En 1700 se produjo el advenimiento de Felipe V y ello abrió una nueva era (de «revolución», dice Iriarte)[314]; profusión de versos dedica Isla al iniciador de la dinastía borbónica: catorce para su primer reinado y otros tantos tras la muerte de su hijo Luis I. ¿Es mero halago al monarca reinante? Es probable, pero lo interesante es el argumento que se utiliza para el halago: el primer Borbón, tras el periodo relativamente ensombrecido de la casa de Austria, ha restablecido la forma de ser esencial o ideal española, la de los Reyes Católicos, que a su vez reencarnó la de los visigodos. Campomanes es explícito en su conexión de la monarquía borbónica con la visigoda, que expresó a la perfección la identidad española. Lo que significaba, entre otras muchas cosas, que tenían todo el derecho a independizarse del papado con una política regalista, continuadora, según este autor, del gran momento visigodo; como escribe García Hernán, la historia le ofrecía así a Campomanes «los mejores argumentos para defender la estructura “monárquico española” de la Iglesia española»[315]. De manera semejante le servía para justificar otras políticas ilustradas en la línea del absolutismo reformista.
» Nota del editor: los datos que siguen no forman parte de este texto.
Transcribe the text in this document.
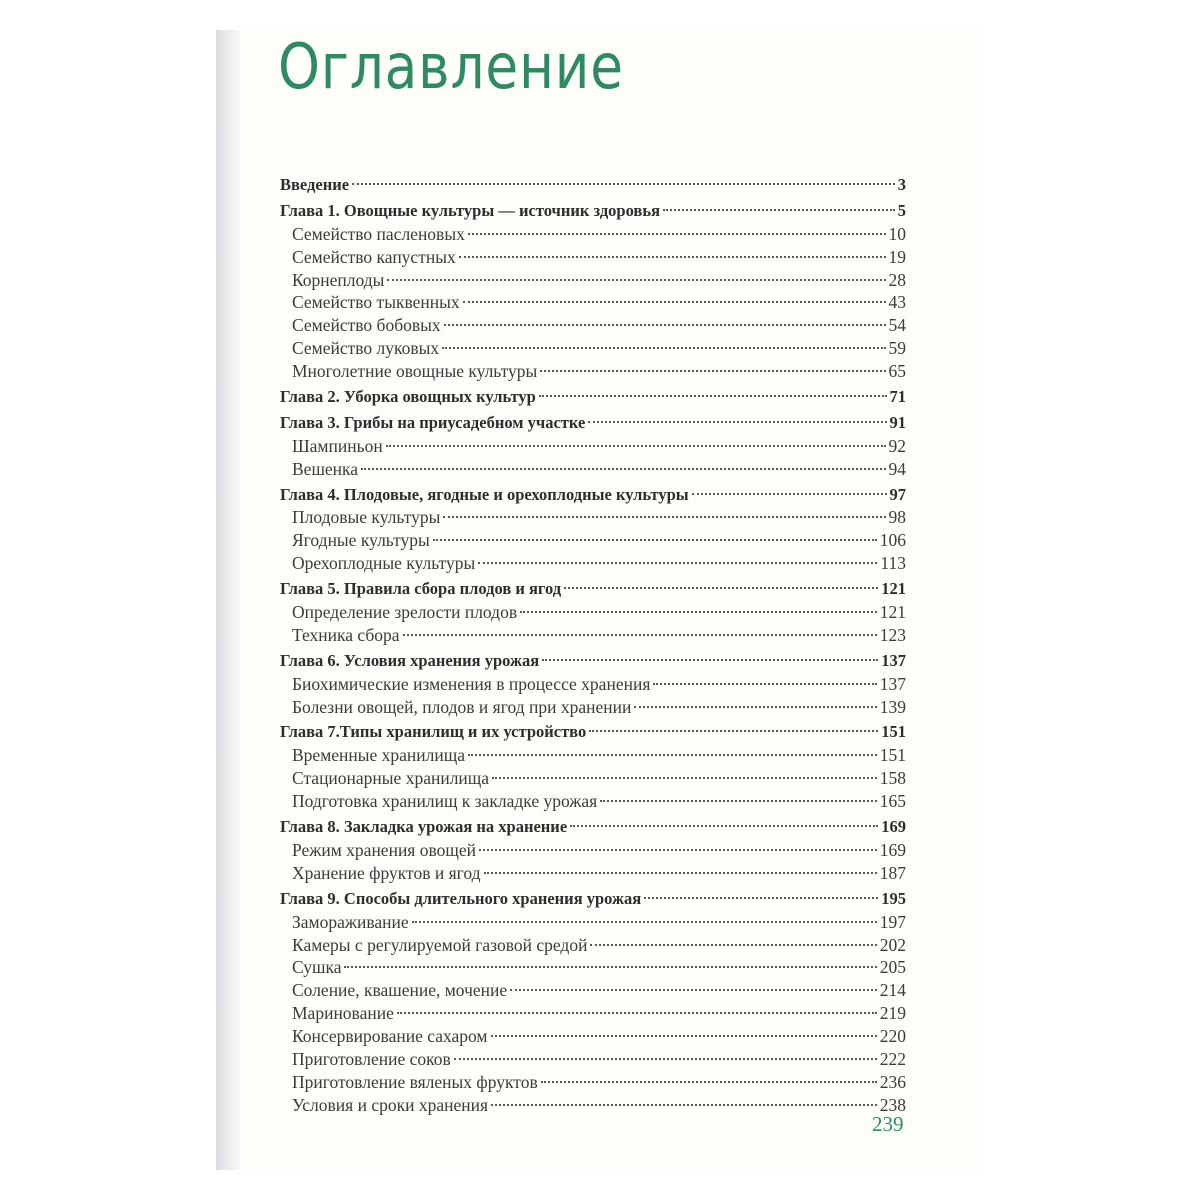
Оглавление
Введение	3
Глава 1. Овощные культуры — источник здоровья	5
Семейство пасленовых	10
Семейство капустных	19
Корнеплоды	28
Семейство тыквенных	43
Семейство бобовых	54
Семейство луковых	59
Многолетние овощные культуры	65
Глава 2. Уборка овощных культур	71
Глава 3. Грибы на приусадебном участке	91
Шампиньон	92
Вешенка	94
Глава 4. Плодовые, ягодные и орехоплодные культуры	97
Плодовые культуры	98
Ягодные культуры	106
Орехоплодные культуры	113
Глава 5. Правила сбора плодов и ягод	121
Определение зрелости плодов	121
Техника сбора	123
Глава 6. Условия хранения урожая	137
Биохимические изменения в процессе хранения	137
Болезни овощей, плодов и ягод при хранении	139
Глава 7.Типы хранилищ и их устройство	151
Временные хранилища	151
Стационарные хранилища	158
Подготовка хранилищ к закладке урожая	165
Глава 8. Закладка урожая на хранение	169
Режим хранения овощей	169
Хранение фруктов и ягод	187
Глава 9. Способы длительного хранения урожая	195
Замораживание	197
Камеры с регулируемой газовой средой	202
Сушка	205
Соление, квашение, мочение	214
Маринование	219
Консервирование сахаром	220
Приготовление соков	222
Приготовление вяленых фруктов	236
Условия и сроки хранения	238
239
Lo que domina, pues, es una reivindicación de lo propio, y lo propio es «la nación», entendida como un colectivo popular, más que como una monarquía o una dinastía, que alcanzó su expresión plena en una época histórica idealizada. Tan central es la nación en este relato histórico que incluso se defendió el uso de una cronología distinta a la de la «era cristiana», a partir de la «era hispánica», iniciada treinta y nueve años antes, con la pacificación de la península por Augusto[316]. De esa manera, «España» se situaba dentro de un marco temporal propio y profano, que competía con el bíblico, universal y sagrado, hasta entonces vigente. Y, al coincidir esta construcción ideal de la identidad colectiva con el marco territorial y humano que domina la monarquía, se esboza ya un rasgo que será propio de los nacionalismos en su época cenital: la identificación entre la estructura de poder y la cultura política (en este caso, la historia asumida por la colectividad). Le falta aún, para ser nacionalismo pleno, que ese sujeto colectivo —la nación— sustituya al monarca como portador legítimo de la soberanía. Pero esa reclamación está a la vuelta de la esquina. Para entonces, ese planteamiento desembocará en el nacionalismo romántico y lo que ha sido común a reformistas ilustrados y a tradicionalistas será también común a liberales y a absolutistas.